Fig 3.

Syntenin-2 is targeted by HPV16 E6 at the transcriptional level. (A) PHEK expressing HPV16 E6 wt were studied for E6 mRNA expression by qRT-PCR. (B) HPV16 E6-positive PHEK were incubated in the presence of either MG132 or solvent before harvesting and then analyzed by Western blotting. (C) Coimmunoprecipitation (Co-IP) showed that the HPV16 E6P59V mutant does not bind to E6AP (left). Extracts from C33a cells, transiently transfected into 10-cm culture dishes with empty vectors or vectors for HPV16 E6-Flag or HPV16 E6P59V-Flag (15 μg each) were incubated with anti-Flag–M2 affinity beads. Bound E6AP was detected in the subsequent Western blot analysis by using a monoclonal E6AP antibody. To verify the presence of Flag-tagged protein, an aliquot of the extract was used as input control in a Western blot developed with the M2 anti-Flag antibody. In vivo degradation assay showed that the HPV16 E6P59V mutant does not degrade p53 (right). C33a cells were transiently cotransfected into 6-cm culture dishes with expression vectors for Flag-p53 and vectors coding for HPV16 E6-Flag or HPV16 E6P59V-Flag (2.5 μg each), and then p53 levels were detected by Western blotting using the Do-1 anti-p53 antibody. (D) Transient transfection of C33a with HPV16 E6 expression vectors was performed as indicated.

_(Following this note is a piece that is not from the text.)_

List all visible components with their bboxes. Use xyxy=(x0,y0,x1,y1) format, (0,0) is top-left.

Additionally, transfected HA-NAP was included as an internal transfection control. (E) Syntenin-2 mRNA expression was quantified in pLXSN- and HPV16 E6-positive PHEK by qRT-PCR, and protein levels detected by Western blotting. MRNA levels of gene targets were normalized to HPRT1 mRNA levels. Error bars show standard deviations.